Nuts and its benefitsOne of the most unexpected nutritional discoveries of the 1990s was that the frequent eating of nuts appears to dramatically improve health. In particular, nut eating greatly lowers the risk of heart disease. In 1992 researchers working on the Adventist Health Study at Loma Linda University in California reported that those eating nuts daily had up to 60% fewer heart attacks than those who ate nuts less than once per month. The beneficial effect of nut consumption was found for men, women, vegetarians, meat-eaters, fatter people, thinner people, the old, the young, those who did much exercise and those who did little exercise.

While many believe walnuts first grew in Persia, excavations in southwest France have revealed petrified shells of walnuts roasted during the Neolithic period, more than 8,000 years ago. The very name of the walnut tree and its nut originated with the Romans. The Romans called walnuts Juglans regia, “Jupiter’s royal acorn.” Walnuts have been discovered in prehistoric deposits in Europe dating from the Iron Age.

The first commercial walnut plantings began in 1867 when Joseph Sexton, an orchardist and nurseryman in the Santa Barbara County town of Goleta planted English walnuts. For several years, walnuts were predominantly planted in the southern areas of California, accounting for 65% of all bearing acreage.

In addition to the cardiac benefits of consuming nuts, the risks of having a stroke, of developing type 2 diabetes, of developing dementia, of advanced macular degeneration and of gallstones have all been found to be lowered by eating nuts. Calculations suggest that daily nut eaters gain an extra five to six years of life free of coronary disease and that regular nut eating appears to increase longevity by about 2 years. The studies above suggest that 30 to 60 grams (1-2oz) of nuts should be consumed daily to gain the maximum benefits seen.

Nuts are of course a fatty food and many might worry that they will put on weight by eating more nuts. After all, 30 grams (or one ounce) of most nuts contain about 800 kilojoules (200 kilocalories). Happily though, on present evidence, nuts do not seem to cause weight gain. There is just one note of warning though. British and American surveys suggest that between one in one hundred and one in two hundred people may be allergic to one or more types of nuts. Both children and adults can be affected and the most common symptoms seem to be skin rashes and hoarseness in the throat. For the large majority of the population though, an increase in nut consumption would appear to be desirable and "regular nut consumption can be recommended as a replacement for consumption of refined grain products or red or processed meats".

The nuts of all the species are edible, but the walnuts commonly available in shops are from the Persian Walnut, the only species which has a large nut and thin shell. The nuts are rich in oil, and are widely eaten both fresh and in cookery. Walnut oil is expensive and consequently is used sparingly; most often in salad dressing. Walnuts are also an excellent source of omega-3 fatty acids, and have been shown as helpful in lowering cholesterol. They need to be kept dry and refrigerated to store well; in warm conditions they become rancid in a few weeks, particularly after shelling. Oil paint often employs walnut oil as an effective binding medium, known for its clear, glossy consistency and non-toxicity. Flour made from walnut shells is widely used in the plastics industry.

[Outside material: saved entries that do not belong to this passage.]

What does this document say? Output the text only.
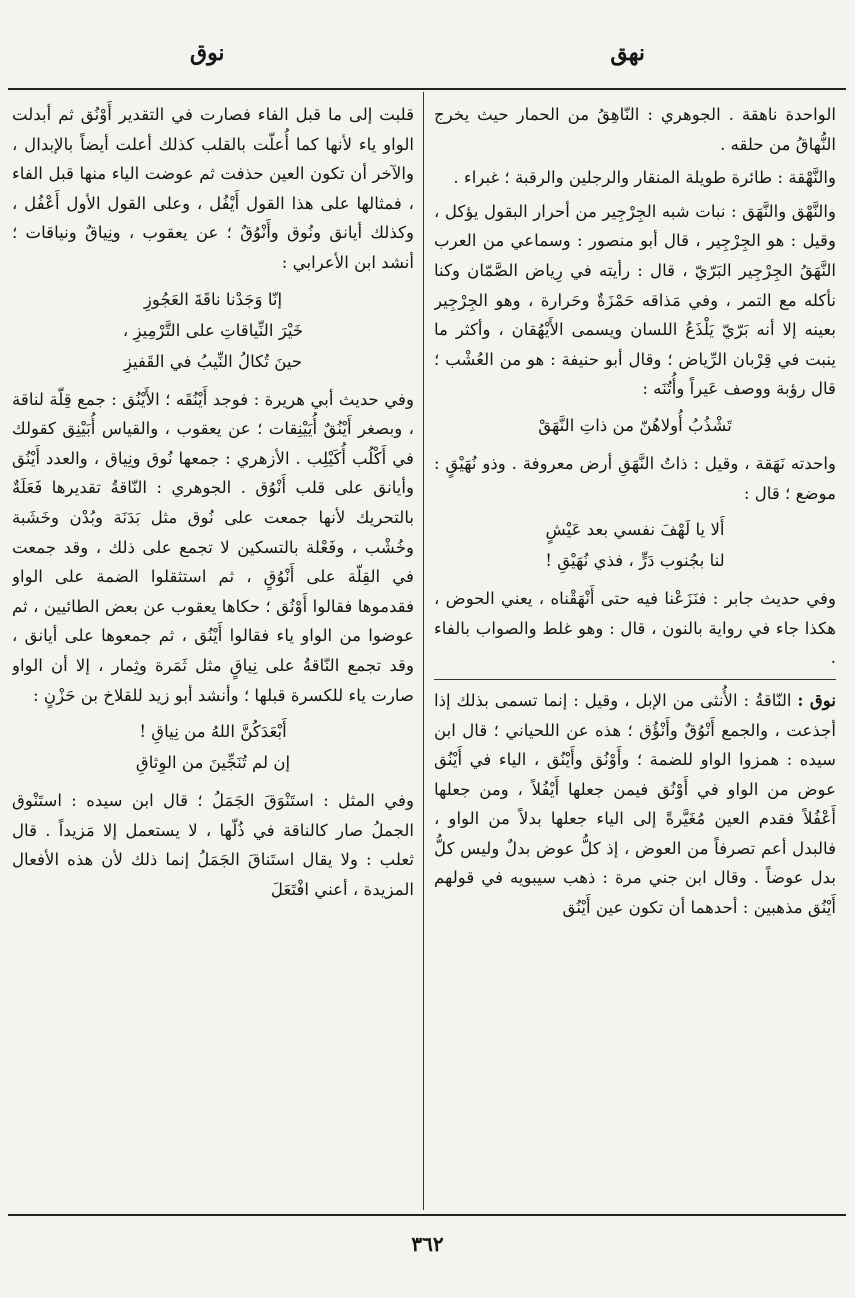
نهق
نوق

الواحدة ناهقة . الجوهري : النّاهِقُ من الحمار حيث يخرج النُّهاقُ من حلقه .

والنَّهْقة : طائرة طويلة المنقار والرجلين والرقبة ؛ غبراء .

والنَّهْق والنَّهَق : نبات شبه الجِرْجِير من أحرار البقول يؤكل ، وقيل : هو الجِرْجِير ، قال أبو منصور : وسماعي من العرب النَّهَقُ الجِرْجِير البَرّيّ ، قال : رأيته في رِياض الصَّمّان وكنا نأكله مع التمر ، وفي مَذاقه حَمْزَةٌ وحَرارة ، وهو الجِرْجِير بعينه إلا أنه بَرّيّ يَلْذَعُ اللسان ويسمى الأَيْهُقان ، وأكثر ما ينبت في قِرْبان الرِّياض ؛ وقال أبو حنيفة : هو من العُشْب ؛ قال رؤبة ووصف عَيراً وأُتُنَه :

تَشْذُبُ أُولاهُنّ من ذاتِ النَّهَقْ

واحدته نَهَقة ، وقيل : ذاتُ النَّهَقِ أرض معروفة . وذو نُهَيْقٍ : موضع ؛ قال :

أَلا يا لَهْفَ نفسي بعد عَيْشٍ
لنا بجُنوب دَرٍّ ، فذي نُهَيْقِ !

وفي حديث جابر : فنَزَعْنا فيه حتى أَنْهَقْناه ، يعني الحوض ، هكذا جاء في رواية بالنون ، قال : وهو غلط والصواب بالفاء .

نوق : النّاقةُ : الأُنثى من الإبل ، وقيل : إنما تسمى بذلك إذا أجذعت ، والجمع أَنْوُقٌ وأَنْؤُق ؛ هذه عن اللحياني ؛ قال ابن سيده : همزوا الواو للضمة ؛ وأَوْنُق وأَيْنُق ، الياء في أَيْنُق عوض من الواو في أَوْنُق فيمن جعلها أَيْفُلاً ، ومن جعلها أَعْفُلاً فقدم العين مُغَيَّرةً إلى الياء جعلها بدلاً من الواو ، فالبدل أعم تصرفاً من العوض ، إذ كلُّ عوض بدلٌ وليس كلُّ بدل عوضاً . وقال ابن جني مرة : ذهب سيبويه في قولهم أَيْنُق مذهبين : أحدهما أن تكون عين أَيْنُق

قلبت إلى ما قبل الفاء فصارت في التقدير أَوْنُق ثم أبدلت الواو ياء لأنها كما أُعلّت بالقلب كذلك أعلت أيضاً بالإبدال ، والآخر أن تكون العين حذفت ثم عوضت الياء منها قبل الفاء ، فمثالها على هذا القول أَيْفُل ، وعلى القول الأول أَعْفُل ، وكذلك أيانق ونُوق وأَنْوُقٌ ؛ عن يعقوب ، ونِياقٌ ونياقات ؛ أنشد ابن الأعرابي :

إنّا وَجَدْنا ناقَةَ العَجُوزِ
خَيْرَ النِّياقاتِ على التَّرْمِيزِ ،
حينَ تُكالُ النِّيبُ في القَفيزِ

وفي حديث أبي هريرة : فوجد أَيْنُقَه ؛ الأَيْنُق : جمع قِلّة لناقة ، وبصغر أَيْنُقٌ أُيَيْنِقات ؛ عن يعقوب ، والقياس أُبَيْنِق كقولك في أَكْلُب أُكَيْلِب . الأزهري : جمعها نُوق ونِياق ، والعدد أَيْنُق وأيانق على قلب أَنْوُق . الجوهري : النّاقةُ تقديرها فَعَلَةٌ بالتحريك لأنها جمعت على نُوق مثل بَدَنَة وبُدْن وخَشَبة وخُشْب ، وفَعْلة بالتسكين لا تجمع على ذلك ، وقد جمعت في القِلّة على أَنْوُقٍ ، ثم استثقلوا الضمة على الواو فقدموها فقالوا أَوْنُق ؛ حكاها يعقوب عن بعض الطائيين ، ثم عوضوا من الواو ياء فقالوا أَيْنُق ، ثم جمعوها على أيانق ، وقد تجمع النّاقةُ على نِياقٍ مثل ثَمَرة وثِمار ، إلا أن الواو صارت ياء للكسرة قبلها ؛ وأنشد أبو زيد للقلاخ بن حَزْنٍ :

أَبْعَدَكُنَّ اللهُ من نِياقِ !
إن لم تُنَجِّينَ من الوِثاقِ

وفي المثل : استَنْوَقَ الجَمَلُ ؛ قال ابن سيده : استَنْوق الجملُ صار كالناقة في ذُلّها ، لا يستعمل إلا مَزيداً . قال ثعلب : ولا يقال استَناقَ الجَمَلُ إنما ذلك لأن هذه الأفعال المزيدة ، أعني افْتَعَلَ

٣٦٢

In some countries immature nuts in their husks are preserved in vinegar. In England these are called "pickled walnuts" and this is one of the major uses for fresh nuts from the small scale plantings. In Armenian cuisine, walnuts are preserved in sugar syrup and eaten whole. In Italy, liqueurs called Nocino and Nocello are flavored with walnuts. In Georgia, walnuts are ground along with other ingredients to make walnut sauce. Walnuts are heavily used in India. In Jammu, India it is used widely as a prasad (offering) to Mother Goddess Vaisnav Devi and, generally, as a dry food in the season of festivals such as Diwali.

Walnut husks are often used to create a rich yellow-brown to dark brown dye that is used for dyeing fabric and for other purposes. When picking walnuts, the husks should be handled wearing rubber gloves, to avoid dyeing one's fingers.

The Persian Walnut, and the Black Walnut and its allies, are important for their attractive timber, which is hard, dense, tight-grained and polishes to a very smooth finish. The color ranges from creamy white in the sapwood to a dark chocolate colour in the heartwood. When kiln-dried, walnut wood tends toward a dull brown colour, but when air-dried can become a rich purplish-brown. Because of its colour, hardness and grain it is prized furniture and carving wood.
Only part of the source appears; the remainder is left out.